The Polk County Sheriff’s Department in Florida sent out a stark warning to residents this week as Hurricane Irma churns toward the peninsula: Some of those seeking aid at local shelters could face jail instead—or be barred altogether.
“If you go to a shelter for #Irma and you have a warrant, we’ll gladly escort you to the safe and secure shelter called the Polk County Jail,” the department wrote on Twitter Wednesday. Minutes earlier, the account had warned that officers would be stationed at every shelter and that “sex offenders/predators” would not be allowed in.
If you go to a shelter for #Irma and you have a warrant, we'll gladly escort you to the safe and secure shelter called the Polk County Jail https://t.co/Qj5GX9XQBi
— Polk County Sheriff (@PolkCoSheriff) September 6, 2017
It was a striking message for a law-enforcement agency to deliver as a potentially cataclysmic disaster nears: that whether a person can seek refuge in an evacuation shelter depends on his or her criminal status.
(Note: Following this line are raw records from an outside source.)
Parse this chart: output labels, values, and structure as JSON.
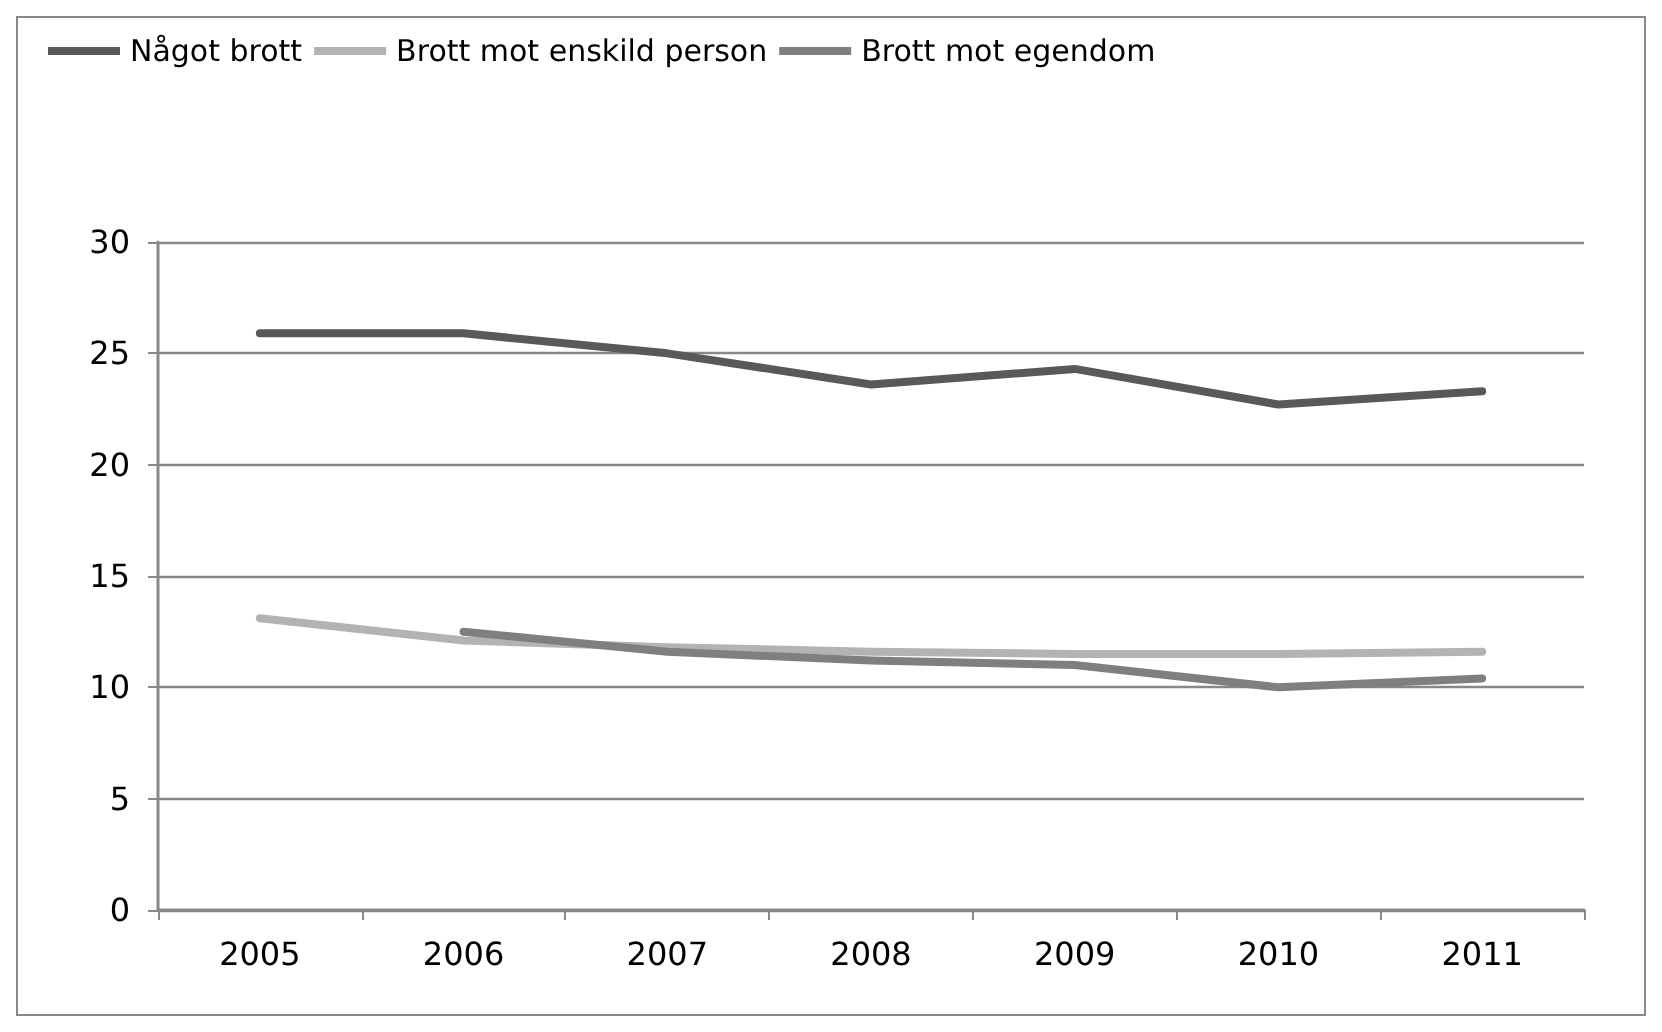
{
  "chart_data": {
    "type": "line",
    "categories": [
      "2005",
      "2006",
      "2007",
      "2008",
      "2009",
      "2010",
      "2011"
    ],
    "series": [
      {
        "name": "Något brott",
        "color": "#595959",
        "values": [
          25.9,
          25.9,
          25.0,
          23.6,
          24.3,
          22.7,
          23.3
        ]
      },
      {
        "name": "Brott mot enskild person",
        "color": "#b3b3b3",
        "values": [
          13.1,
          12.1,
          11.8,
          11.6,
          11.5,
          11.5,
          11.6
        ]
      },
      {
        "name": "Brott mot egendom",
        "color": "#7f7f7f",
        "values": [
          null,
          12.5,
          11.6,
          11.2,
          11.0,
          10.0,
          10.4
        ]
      }
    ],
    "ylim": [
      0,
      30
    ],
    "yticks": [
      0,
      5,
      10,
      15,
      20,
      25,
      30
    ],
    "grid": "y",
    "legend": "top left",
    "marker": "none",
    "line_style": "solid"
  }
}
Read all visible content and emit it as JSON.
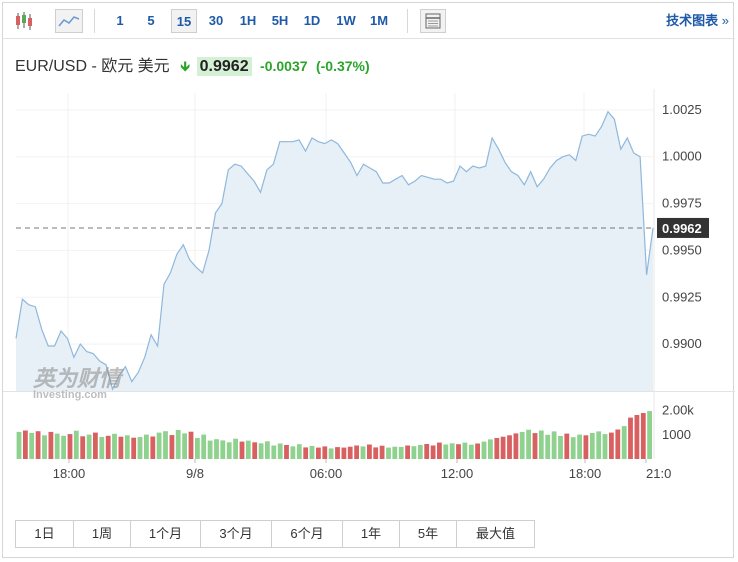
{
  "toolbar": {
    "intervals": [
      "1",
      "5",
      "15",
      "30",
      "1H",
      "5H",
      "1D",
      "1W",
      "1M"
    ],
    "active_interval": "15",
    "tech_chart_label": "技术图表",
    "tech_chart_arrow": "»"
  },
  "quote": {
    "symbol": "EUR/USD - 欧元 美元",
    "price": "0.9962",
    "change": "-0.0037",
    "change_pct": "(-0.37%)",
    "down_color": "#2aa52a"
  },
  "watermark": {
    "brand": "英为财情",
    "sub": "Investing.com"
  },
  "periods": [
    "1日",
    "1周",
    "1个月",
    "3个月",
    "6个月",
    "1年",
    "5年",
    "最大值"
  ],
  "chart_data": {
    "type": "area",
    "y_ticks": [
      "1.0025",
      "1.0000",
      "0.9975",
      "0.9950",
      "0.9925",
      "0.9900"
    ],
    "ylim": [
      0.9875,
      1.0034
    ],
    "x_ticks": [
      "18:00",
      "9/8",
      "06:00",
      "12:00",
      "18:00",
      "21:0"
    ],
    "current_price": 0.9962,
    "current_price_label": "0.9962",
    "line_color": "#8fb8dc",
    "fill_color": "#e7eff7",
    "values": [
      0.9903,
      0.9924,
      0.9921,
      0.992,
      0.9908,
      0.9899,
      0.9899,
      0.9907,
      0.9903,
      0.9893,
      0.99,
      0.9896,
      0.9895,
      0.9891,
      0.9889,
      0.9876,
      0.9883,
      0.9888,
      0.988,
      0.9885,
      0.9893,
      0.9905,
      0.9899,
      0.9932,
      0.9938,
      0.9948,
      0.9953,
      0.9945,
      0.9941,
      0.9938,
      0.995,
      0.997,
      0.9975,
      0.9993,
      0.9996,
      0.9995,
      0.9991,
      0.9987,
      0.9981,
      0.9993,
      0.9996,
      1.0008,
      1.0008,
      1.0008,
      1.0009,
      1.0003,
      1.001,
      1.0008,
      1.0007,
      1.0009,
      1.0007,
      1.0002,
      0.9997,
      0.999,
      0.9996,
      0.9994,
      0.9992,
      0.9986,
      0.9986,
      0.9988,
      0.999,
      0.9985,
      0.9987,
      0.999,
      0.9989,
      0.9988,
      0.9988,
      0.9986,
      0.9987,
      0.9995,
      0.9992,
      0.9995,
      0.9994,
      0.9995,
      1.001,
      1.0004,
      0.9997,
      0.9992,
      0.999,
      0.9985,
      0.9992,
      0.9984,
      0.9988,
      0.9994,
      0.9998,
      1.0,
      1.0001,
      0.9998,
      1.0011,
      1.0012,
      1.0011,
      1.0016,
      1.0024,
      1.002,
      1.0004,
      1.001,
      1.0002,
      1.0,
      0.9937,
      0.9962
    ],
    "volumes": [
      1120,
      1180,
      1080,
      1150,
      980,
      1120,
      1050,
      960,
      1030,
      1170,
      940,
      1010,
      1090,
      910,
      960,
      1040,
      920,
      980,
      880,
      910,
      1010,
      930,
      1090,
      1150,
      990,
      1200,
      1060,
      1130,
      870,
      1010,
      760,
      820,
      770,
      690,
      840,
      720,
      760,
      690,
      650,
      730,
      560,
      640,
      580,
      520,
      610,
      480,
      540,
      470,
      520,
      440,
      490,
      470,
      510,
      560,
      520,
      600,
      480,
      550,
      470,
      510,
      500,
      560,
      530,
      580,
      620,
      560,
      680,
      600,
      650,
      610,
      680,
      590,
      640,
      720,
      810,
      870,
      920,
      980,
      1060,
      1120,
      1210,
      1070,
      1180,
      1000,
      1140,
      950,
      1050,
      900,
      1010,
      980,
      1080,
      1140,
      1030,
      1090,
      1220,
      1360,
      1710,
      1820,
      1900,
      1980
    ],
    "volume_up": [
      true,
      false,
      true,
      false,
      true,
      false,
      true,
      true,
      false,
      true,
      false,
      true,
      false,
      true,
      false,
      true,
      false,
      true,
      false,
      true,
      true,
      false,
      true,
      true,
      false,
      true,
      true,
      false,
      true,
      true,
      true,
      true,
      true,
      true,
      true,
      false,
      true,
      false,
      true,
      true,
      true,
      true,
      false,
      true,
      true,
      false,
      true,
      false,
      false,
      true,
      false,
      false,
      false,
      false,
      true,
      false,
      false,
      false,
      true,
      true,
      true,
      false,
      true,
      true,
      false,
      false,
      false,
      true,
      true,
      false,
      true,
      true,
      false,
      true,
      true,
      false,
      false,
      false,
      false,
      true,
      true,
      false,
      true,
      true,
      true,
      true,
      false,
      true,
      true,
      false,
      true,
      true,
      true,
      false,
      false,
      true,
      false,
      false,
      false,
      true
    ],
    "volume_ticks": [
      "2.00k",
      "1000"
    ],
    "volume_max": 2150,
    "volume_up_color": "#8fd18f",
    "volume_down_color": "#d86060"
  }
}
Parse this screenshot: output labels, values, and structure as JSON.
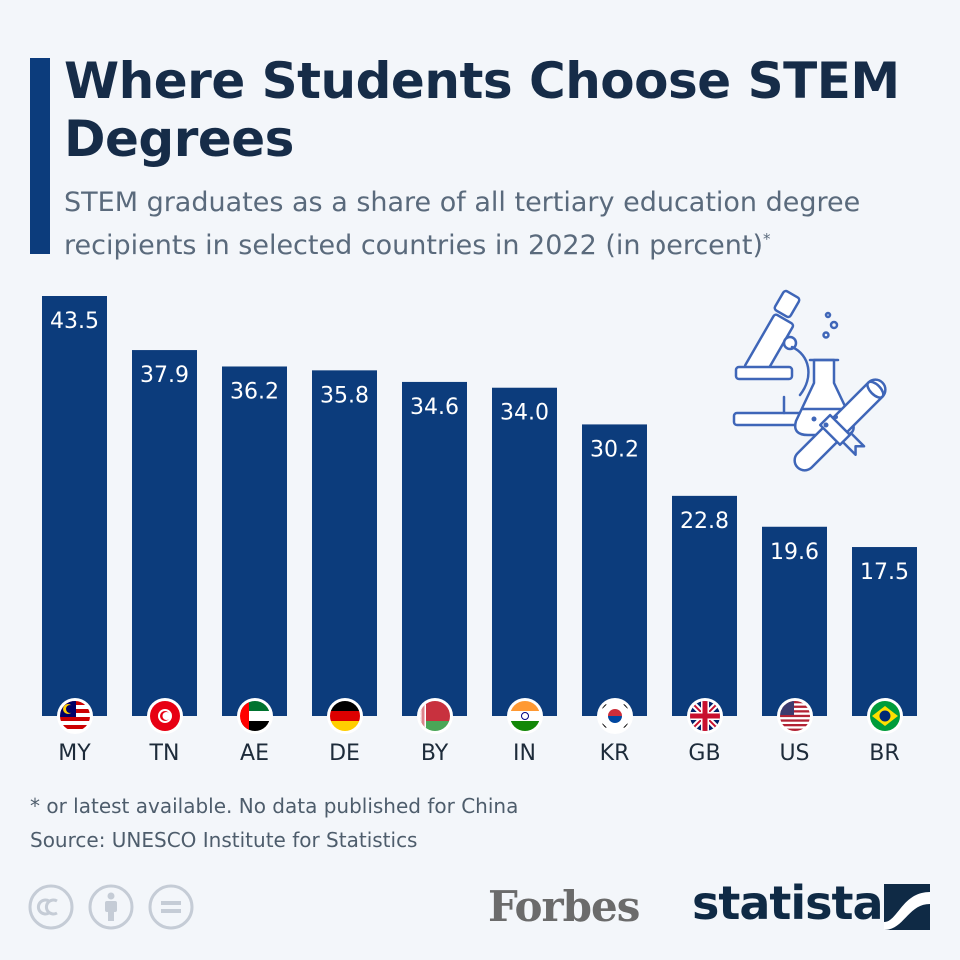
{
  "header": {
    "title": "Where Students Choose STEM Degrees",
    "subtitle": "STEM graduates as a share of all tertiary education degree recipients in selected countries in 2022 (in percent)",
    "subtitle_mark": "*"
  },
  "chart_data": {
    "type": "bar",
    "categories": [
      "MY",
      "TN",
      "AE",
      "DE",
      "BY",
      "IN",
      "KR",
      "GB",
      "US",
      "BR"
    ],
    "values": [
      43.5,
      37.9,
      36.2,
      35.8,
      34.6,
      34.0,
      30.2,
      22.8,
      19.6,
      17.5
    ],
    "value_labels": [
      "43.5",
      "37.9",
      "36.2",
      "35.8",
      "34.6",
      "34.0",
      "30.2",
      "22.8",
      "19.6",
      "17.5"
    ],
    "title": "",
    "xlabel": "",
    "ylabel": "",
    "ylim": [
      0,
      43.5
    ],
    "grid": false,
    "bar_color": "#0c3c7c"
  },
  "flags": [
    "malaysia-flag-icon",
    "tunisia-flag-icon",
    "uae-flag-icon",
    "germany-flag-icon",
    "belarus-flag-icon",
    "india-flag-icon",
    "south-korea-flag-icon",
    "uk-flag-icon",
    "usa-flag-icon",
    "brazil-flag-icon"
  ],
  "footer": {
    "footnote": "* or latest available. No data published for China",
    "source": "Source: UNESCO Institute for Statistics",
    "cc_icons": [
      "cc-icon",
      "attribution-icon",
      "no-derivatives-icon"
    ],
    "forbes": "Forbes",
    "statista": "statista"
  },
  "colors": {
    "accent": "#0c3c7c",
    "title": "#162c48",
    "subtitle": "#5a6a7c",
    "background": "#f3f6fa"
  }
}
Not only could the department’s policy put residents’ safety in severe jeopardy—if they avoid shelters as a result, or are turned away—but the tweets effectively divide the community into those who are worth saving and those who aren’t.
Seth Stoughton, a University of South Carolina law professor who specializes in policing issues, said he was stunned when he read the warnings.
“If you believe, as I do, that sanctity of human life is the single most important priority for policing—that public safety is at the core of policing—then discouraging people from going to shelters because they have a warrant is a betrayal of those fundamental values,” he told me.